Patients with RA who are being treated with methotrexate or another DMARD should be monitored every 4-8 weeks by blood tests to check for signs of liver and/or kidney damage.
Methotrexate may be used alone as initial treatment for RA or, at the discretion of the physician, it may be combined with a corticosteroid (e.g., low-dose cortisone) for a short period of time. The prednisone dose is then gradually decreased and then stopped altogether while the patient continues on methotrexate for long-term therapy.
Methotrexate may be taken by mouth as a pill or, if symptoms persist, it may be administered by injection either into a muscle or under the skin. To reduce the side-effects of methotrexate, it is usually given together with folic acid.
Patients whose disease continues to progress after a 2-3 month course of methotrexate therapy (with or without a corticosteroid) may be considered for combination DMARD therapy - a treatment which involves the use of several DMARDs simultaneously. Treatment options for combination DMARD therapy include:
- methotrexate plus sulfasalazine (Azulfidine) and/or hydroxychloroquinine (Plaquenil)
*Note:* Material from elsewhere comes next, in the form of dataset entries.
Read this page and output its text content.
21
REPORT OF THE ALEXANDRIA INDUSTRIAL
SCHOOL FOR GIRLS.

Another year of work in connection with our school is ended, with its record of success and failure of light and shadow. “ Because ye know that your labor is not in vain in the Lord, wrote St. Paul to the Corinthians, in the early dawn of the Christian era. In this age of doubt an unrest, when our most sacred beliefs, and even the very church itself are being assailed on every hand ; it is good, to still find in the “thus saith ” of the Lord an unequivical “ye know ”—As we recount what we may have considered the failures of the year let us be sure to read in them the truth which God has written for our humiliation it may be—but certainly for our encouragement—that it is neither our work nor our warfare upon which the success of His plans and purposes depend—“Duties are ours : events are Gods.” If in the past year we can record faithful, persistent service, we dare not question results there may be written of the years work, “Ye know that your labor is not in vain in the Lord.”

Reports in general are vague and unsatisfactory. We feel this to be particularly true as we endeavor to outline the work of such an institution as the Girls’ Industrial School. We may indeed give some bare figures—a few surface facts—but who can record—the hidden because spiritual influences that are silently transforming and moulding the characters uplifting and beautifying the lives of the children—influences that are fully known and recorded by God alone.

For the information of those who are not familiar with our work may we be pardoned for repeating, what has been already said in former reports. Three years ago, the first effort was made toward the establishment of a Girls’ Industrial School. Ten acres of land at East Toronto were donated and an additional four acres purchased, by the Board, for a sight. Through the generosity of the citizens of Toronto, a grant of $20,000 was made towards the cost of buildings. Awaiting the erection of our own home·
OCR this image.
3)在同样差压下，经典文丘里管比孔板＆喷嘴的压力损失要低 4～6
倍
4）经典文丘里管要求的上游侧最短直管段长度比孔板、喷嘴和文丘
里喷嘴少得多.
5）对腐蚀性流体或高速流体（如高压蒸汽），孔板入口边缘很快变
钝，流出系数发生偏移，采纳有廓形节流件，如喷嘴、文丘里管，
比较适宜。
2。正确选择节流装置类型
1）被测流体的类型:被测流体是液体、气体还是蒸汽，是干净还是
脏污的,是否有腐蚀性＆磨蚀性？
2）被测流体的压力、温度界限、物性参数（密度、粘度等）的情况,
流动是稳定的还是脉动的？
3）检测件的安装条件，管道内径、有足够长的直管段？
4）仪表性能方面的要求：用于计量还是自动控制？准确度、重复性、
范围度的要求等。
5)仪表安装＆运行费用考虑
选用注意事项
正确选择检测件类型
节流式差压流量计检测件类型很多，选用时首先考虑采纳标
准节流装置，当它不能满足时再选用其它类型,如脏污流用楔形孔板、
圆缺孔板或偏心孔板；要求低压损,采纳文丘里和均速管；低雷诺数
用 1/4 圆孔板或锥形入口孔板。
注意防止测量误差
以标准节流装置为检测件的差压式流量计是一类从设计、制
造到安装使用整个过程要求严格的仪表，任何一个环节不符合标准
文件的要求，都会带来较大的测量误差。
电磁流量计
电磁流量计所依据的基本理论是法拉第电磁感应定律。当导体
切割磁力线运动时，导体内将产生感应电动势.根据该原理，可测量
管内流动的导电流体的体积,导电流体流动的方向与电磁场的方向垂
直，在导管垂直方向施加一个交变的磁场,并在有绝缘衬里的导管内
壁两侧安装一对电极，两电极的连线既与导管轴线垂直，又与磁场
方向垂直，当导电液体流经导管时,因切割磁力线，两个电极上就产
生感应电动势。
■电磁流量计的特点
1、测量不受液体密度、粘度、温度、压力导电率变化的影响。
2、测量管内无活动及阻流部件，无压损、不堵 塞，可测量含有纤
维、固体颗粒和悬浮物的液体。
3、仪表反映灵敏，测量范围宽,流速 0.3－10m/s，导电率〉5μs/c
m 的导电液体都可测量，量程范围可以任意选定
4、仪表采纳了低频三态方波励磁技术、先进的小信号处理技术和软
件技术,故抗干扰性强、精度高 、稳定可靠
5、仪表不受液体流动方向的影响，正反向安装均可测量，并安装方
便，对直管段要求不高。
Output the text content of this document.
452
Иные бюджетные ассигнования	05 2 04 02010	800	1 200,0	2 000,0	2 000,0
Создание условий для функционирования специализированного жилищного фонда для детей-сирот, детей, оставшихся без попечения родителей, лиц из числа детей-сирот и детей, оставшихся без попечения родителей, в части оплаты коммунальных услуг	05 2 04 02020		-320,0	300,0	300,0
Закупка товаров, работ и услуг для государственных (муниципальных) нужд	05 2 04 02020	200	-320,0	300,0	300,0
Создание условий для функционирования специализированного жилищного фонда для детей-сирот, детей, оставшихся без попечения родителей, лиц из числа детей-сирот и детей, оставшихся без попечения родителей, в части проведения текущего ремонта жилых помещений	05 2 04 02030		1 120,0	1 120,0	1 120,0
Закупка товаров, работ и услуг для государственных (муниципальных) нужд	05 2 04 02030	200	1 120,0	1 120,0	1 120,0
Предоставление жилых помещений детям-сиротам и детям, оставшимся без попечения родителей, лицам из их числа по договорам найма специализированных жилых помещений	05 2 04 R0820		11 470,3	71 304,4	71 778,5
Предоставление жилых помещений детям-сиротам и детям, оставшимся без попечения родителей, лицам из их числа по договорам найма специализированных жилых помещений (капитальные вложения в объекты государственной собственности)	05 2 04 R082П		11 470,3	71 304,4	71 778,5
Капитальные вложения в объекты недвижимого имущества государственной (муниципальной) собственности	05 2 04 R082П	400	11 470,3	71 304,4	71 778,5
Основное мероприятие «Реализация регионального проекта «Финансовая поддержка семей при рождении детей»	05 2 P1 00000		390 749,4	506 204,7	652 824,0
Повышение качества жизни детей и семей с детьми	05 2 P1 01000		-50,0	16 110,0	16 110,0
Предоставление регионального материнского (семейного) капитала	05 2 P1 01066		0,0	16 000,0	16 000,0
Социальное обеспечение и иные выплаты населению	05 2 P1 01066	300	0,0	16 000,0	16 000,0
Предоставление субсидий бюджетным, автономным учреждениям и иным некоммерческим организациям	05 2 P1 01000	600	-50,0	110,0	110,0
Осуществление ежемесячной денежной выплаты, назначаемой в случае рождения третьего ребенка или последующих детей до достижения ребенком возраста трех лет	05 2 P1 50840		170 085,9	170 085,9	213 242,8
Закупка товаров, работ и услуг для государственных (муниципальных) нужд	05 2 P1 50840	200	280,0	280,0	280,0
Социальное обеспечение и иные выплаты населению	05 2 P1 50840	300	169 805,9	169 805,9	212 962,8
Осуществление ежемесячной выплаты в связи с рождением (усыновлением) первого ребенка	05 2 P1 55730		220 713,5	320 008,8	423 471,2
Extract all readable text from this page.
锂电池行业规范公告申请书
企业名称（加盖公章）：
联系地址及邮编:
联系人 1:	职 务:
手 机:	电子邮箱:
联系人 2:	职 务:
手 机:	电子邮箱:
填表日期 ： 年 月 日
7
- methotrexate plus leflunomide (Arava)- neither of these DMARDs should be used in women of childbearing age who are trying to conceive.
- methotrexate plus a biological response modifier such as infliximab (Remicade) or etanercept (Enbrel)
Patients with RA who have failed to respond to treatment with one or more DMARDs may be considered for treatment with a selective costimulation modulator (abatacept; Orencia).